Eu gostaria de falar um pouco sobre a perspectiva superficial a respeito da depressão, sobre etereotipos culturais, sobre valor cultural e sobre comparação cultural.

Não sei exatamente como começar então vou simplesmente deixar o fluxo de pensamento seguir. Um texto precisa de contexto, como uma base, ele precisa de uma apresentação ao leitor, para que ele entenda, como se eu fosse um guia através dos corredores imensos e repletos de portas, em que eu digo "venha, é por aqui, agora venha por aqui, e depois siga comigo por aqui", e em cada porta e corredor que passamos, imagens vão surgindo, para quando nós possamos finalmente chegar em nosso destino, o leitor pense: "ah sim, entendi porque você me trouxe aqui" porque todo o trajeto tenha feito sentido para ele. Mas às vezes este trajeto não fica tão claro assim na minha mente, e não sei como construí-lo para que o destino faça sentido, de certa forma, continue seguindo, eu vou tentar fazer com que as coisas tenham clareza no caminho.

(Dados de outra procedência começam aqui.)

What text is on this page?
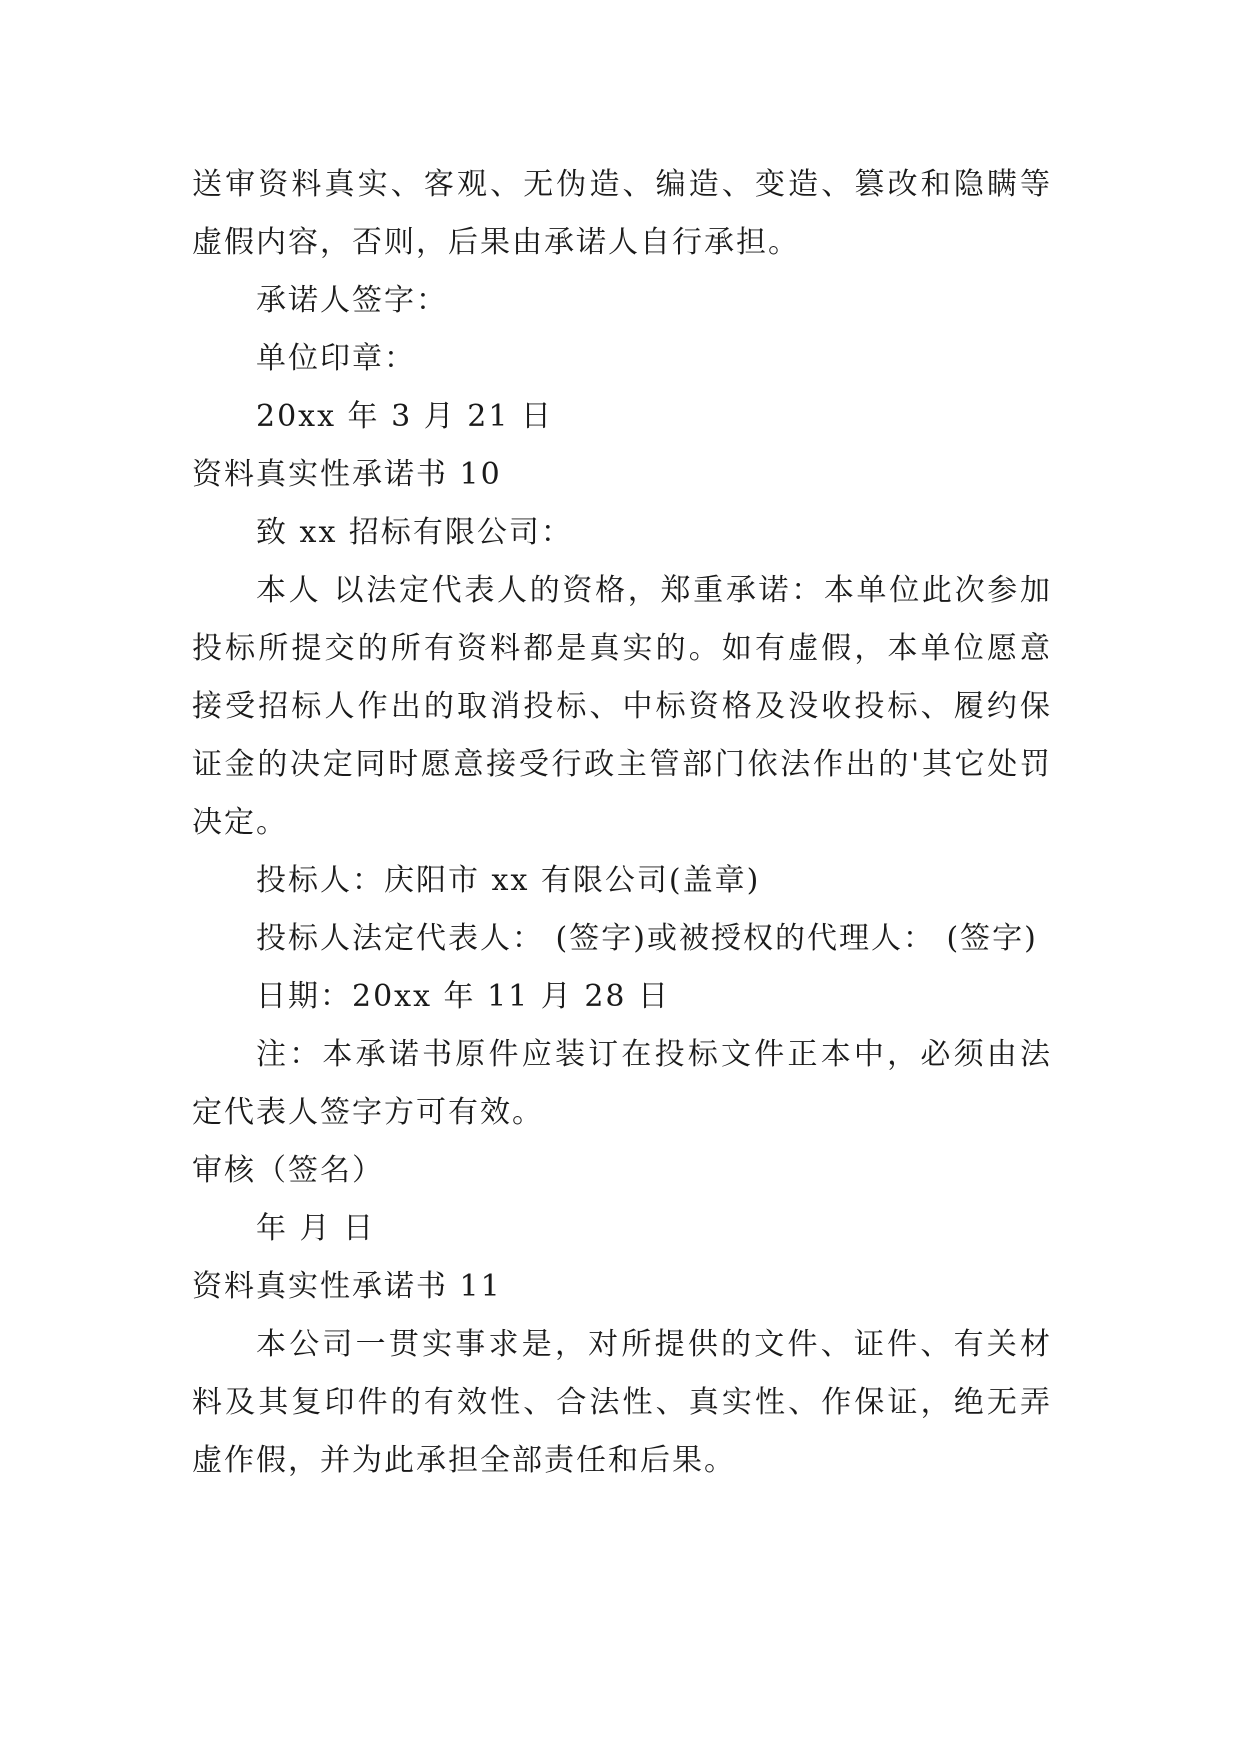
送审资料真实、客观、无伪造、编造、变造、篡改和隐瞒等虚假内容，否则，后果由承诺人自行承担。

承诺人签字：

单位印章：

20xx 年 3 月 21 日

资料真实性承诺书 10

致 xx 招标有限公司：

本人 以法定代表人的资格，郑重承诺：本单位此次参加投标所提交的所有资料都是真实的。如有虚假，本单位愿意接受招标人作出的取消投标、中标资格及没收投标、履约保证金的决定同时愿意接受行政主管部门依法作出的'其它处罚决定。

投标人：庆阳市 xx 有限公司(盖章)

投标人法定代表人： (签字)或被授权的代理人： (签字)

日期：20xx 年 11 月 28 日

注：本承诺书原件应装订在投标文件正本中，必须由法定代表人签字方可有效。

审核（签名）

年 月 日

资料真实性承诺书 11

本公司一贯实事求是，对所提供的文件、证件、有关材料及其复印件的有效性、合法性、真实性、作保证，绝无弄虚作假，并为此承担全部责任和后果。
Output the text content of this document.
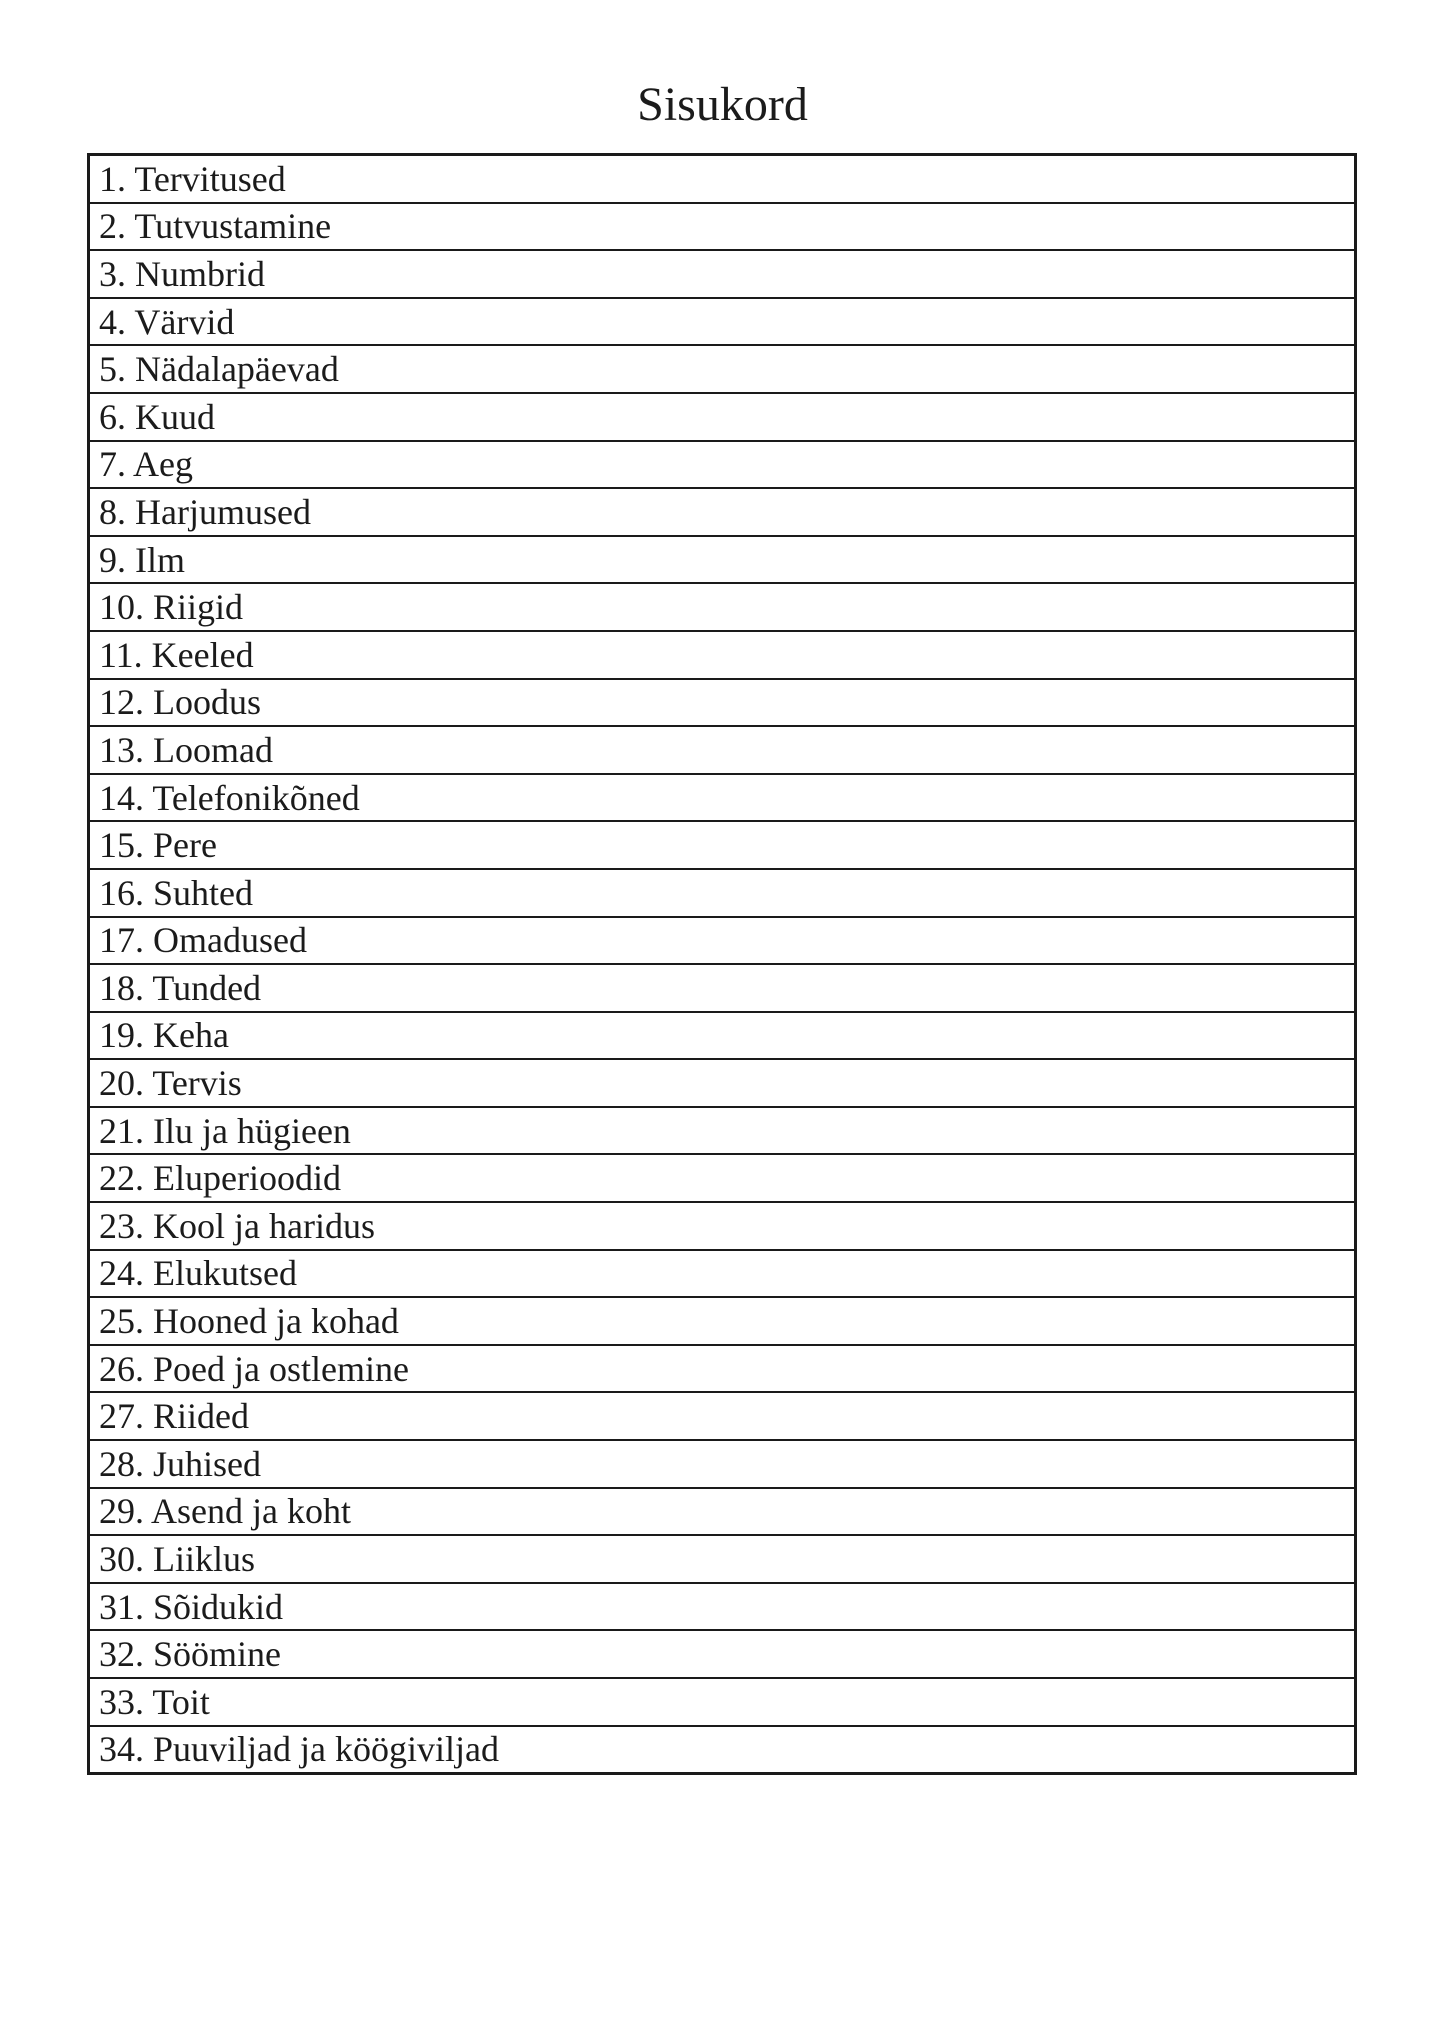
Sisukord
1. Tervitused
2. Tutvustamine
3. Numbrid
4. Värvid
5. Nädalapäevad
6. Kuud
7. Aeg
8. Harjumused
9. Ilm
10. Riigid
11. Keeled
12. Loodus
13. Loomad
14. Telefonikõned
15. Pere
16. Suhted
17. Omadused
18. Tunded
19. Keha
20. Tervis
21. Ilu ja hügieen
22. Eluperioodid
23. Kool ja haridus
24. Elukutsed
25. Hooned ja kohad
26. Poed ja ostlemine
27. Riided
28. Juhised
29. Asend ja koht
30. Liiklus
31. Sõidukid
32. Söömine
33. Toit
34. Puuviljad ja köögiviljad
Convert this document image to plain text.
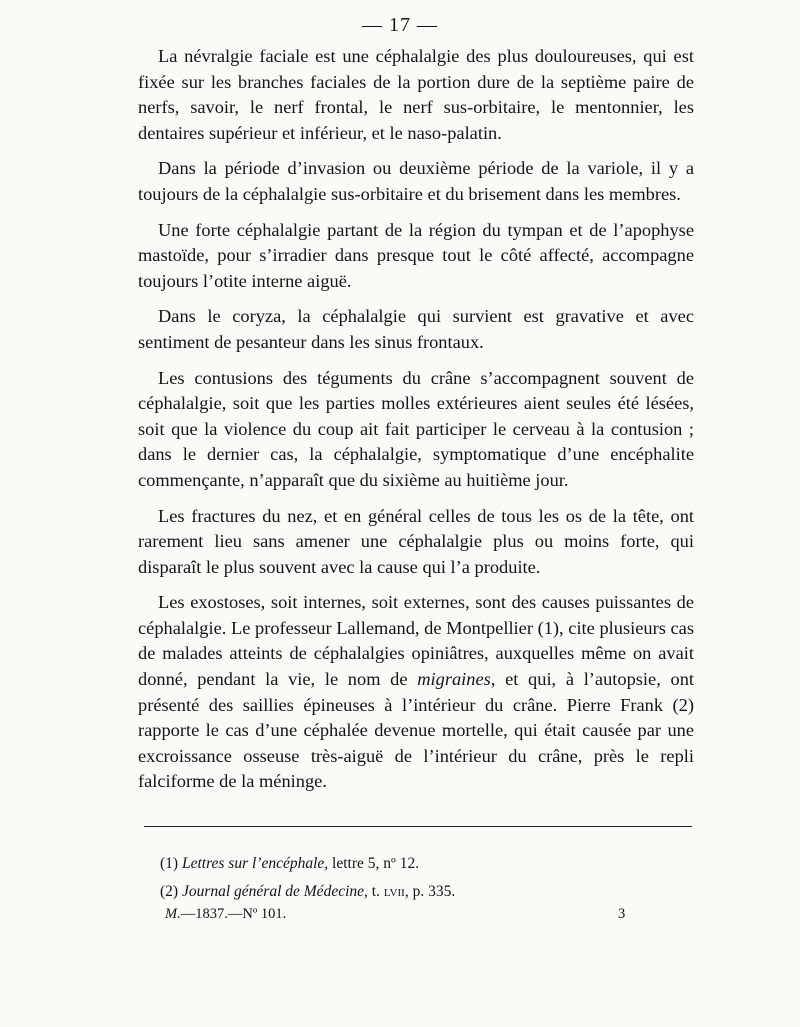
— 17 —

La névralgie faciale est une céphalalgie des plus douloureuses, qui est fixée sur les branches faciales de la portion dure de la septième paire de nerfs, savoir, le nerf frontal, le nerf sus-orbitaire, le mentonnier, les dentaires supérieur et inférieur, et le naso-palatin.

Dans la période d’invasion ou deuxième période de la variole, il y a toujours de la céphalalgie sus-orbitaire et du brisement dans les membres.

Une forte céphalalgie partant de la région du tympan et de l’apophyse mastoïde, pour s’irradier dans presque tout le côté affecté, accompagne toujours l’otite interne aiguë.

Dans le coryza, la céphalalgie qui survient est gravative et avec sentiment de pesanteur dans les sinus frontaux.

Les contusions des téguments du crâne s’accompagnent souvent de céphalalgie, soit que les parties molles extérieures aient seules été lésées, soit que la violence du coup ait fait participer le cerveau à la contusion ; dans le dernier cas, la céphalalgie, symptomatique d’une encéphalite commençante, n’apparaît que du sixième au huitième jour.

Les fractures du nez, et en général celles de tous les os de la tête, ont rarement lieu sans amener une céphalalgie plus ou moins forte, qui disparaît le plus souvent avec la cause qui l’a produite.

Les exostoses, soit internes, soit externes, sont des causes puissantes de céphalalgie. Le professeur Lallemand, de Montpellier (1), cite plusieurs cas de malades atteints de céphalalgies opiniâtres, auxquelles même on avait donné, pendant la vie, le nom de migraines, et qui, à l’autopsie, ont présenté des saillies épineuses à l’intérieur du crâne. Pierre Frank (2) rapporte le cas d’une céphalée devenue mortelle, qui était causée par une excroissance osseuse très-aiguë de l’intérieur du crâne, près le repli falciforme de la méninge.

(1) Lettres sur l’encéphale, lettre 5, nº 12.
(2) Journal général de Médecine, t. lvii, p. 335.
M.—1837.—Nº 101.	3
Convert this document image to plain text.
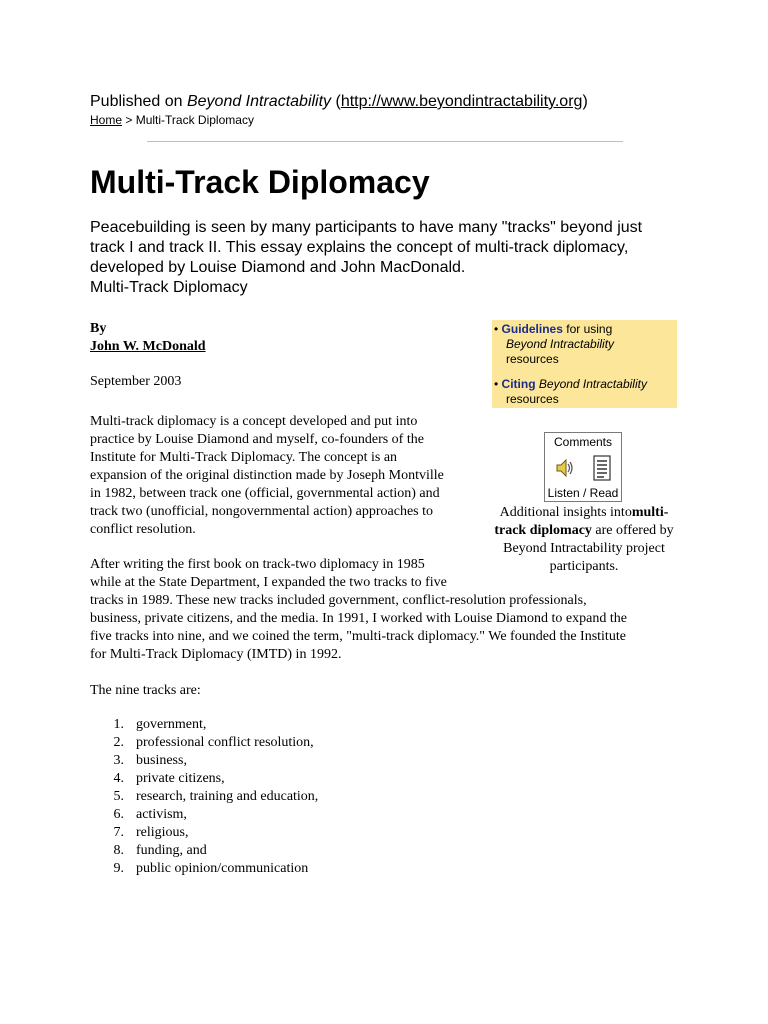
Published on Beyond Intractability (http://www.beyondintractability.org)
Home > Multi-Track Diplomacy
Multi-Track Diplomacy
Peacebuilding is seen by many participants to have many "tracks" beyond just
track I and track II. This essay explains the concept of multi-track diplomacy,
developed by Louise Diamond and John MacDonald.
Multi-Track Diplomacy
By
John W. McDonald
September 2003
• Guidelines for using
Beyond Intractability
resources
• Citing Beyond Intractability
resources
Comments
Listen / Read
Additional insights intomulti-track diplomacy are offered by Beyond Intractability project participants.
Multi-track diplomacy is a concept developed and put into
practice by Louise Diamond and myself, co-founders of the
Institute for Multi-Track Diplomacy. The concept is an
expansion of the original distinction made by Joseph Montville
in 1982, between track one (official, governmental action) and
track two (unofficial, nongovernmental action) approaches to
conflict resolution.
After writing the first book on track-two diplomacy in 1985
while at the State Department, I expanded the two tracks to five
tracks in 1989. These new tracks included government, conflict-resolution professionals,
business, private citizens, and the media. In 1991, I worked with Louise Diamond to expand the
five tracks into nine, and we coined the term, "multi-track diplomacy." We founded the Institute
for Multi-Track Diplomacy (IMTD) in 1992.
The nine tracks are:
1. government,
2. professional conflict resolution,
3. business,
4. private citizens,
5. research, training and education,
6. activism,
7. religious,
8. funding, and
9. public opinion/communication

Quando eu era bem pequeno tinha uma admiração muito grande pela cultura japonesa, pensava eu. Na verdade o que eu gostava mesmo era da cultura japonesa transmitida pela perspectiva do entretenimento disponível, os animes, como Cavaleiros do Zodíaco e Yu Yu Hakushô, e os Tokusatsu, como Jaspion, Jiban, Jiraya, e até mesmo os Tokusatsu da Toei e Bandai, como os Super Sentai Flashman, Changeman, Maskman, etc. A partir destes tokusatsu eu desenvolvi um gosto muito grande por robôs transformers. Era fascinante ver que diversos robôs travestidos em animais, veículos de guerra, naves espaciais, com um ou dois apertar de botões se transformavam em um gigante robô humanoide de batalha. Muito estava envolvido naquelas histórias e pouco estava explícito para mim. Ao longo das histórias que culminavam no clímax e orgásmico momento para mim, a transformação dos robôs, as crianças da época eram brindadas com a estranha cultura japonesa, desde a curiosa linguagem corporal, extremamente formal e educada, até mesmo os maneirismos das expressões faciais, dos gestos, dos alimentos, da comida, etc. A organização e pragmatismo japoneses me atingiram em cheio, e em comparação com a minha cultura, a brasileira, eu acabei criando um senso de inferioridade muito forte. Algumas pessoas passavam pelo mesmo processo, mas por causa da cultura americana. A cultura japonesa era para os mais tímidos, mais modestos, mas apenas a aparência, e que, porém, em seu interior, reservavam dentro de si uma ferocidade de um tigre ou um leão adormecido. Talvez um tigre seja a melhor definição animal para os modos de viver de um japonês, ele é aparentemente dócil, mas pode ser letal e feroz, pois na sua observação silenciosa, consegue mirar exatamente o ponto fraco de seus adversários. Isso era admirável. No que já a cultura americana era mais ousada e barulhenta, porém, tão ou mais audaciosa, e determinada. Eu via no americano o bully, mas no bom sentido, o homem que não tem medo de dar a cara a tapa e se mostra mais, se exibe mais, e não desiste até conquistar o seu objetivo. O que era o brasileiro para mim, então? Aquele que aceitava o segundo lugar, ou até mesmo, por que não, o terceiro, ou cada vez mais inferior, o décimo, o vigésimo: o importante é competir, não ganhar. Para o americano e o japonês não, o importante era vencer, e essa determinação faltava na minha cultura, como eu fui ensinado na época.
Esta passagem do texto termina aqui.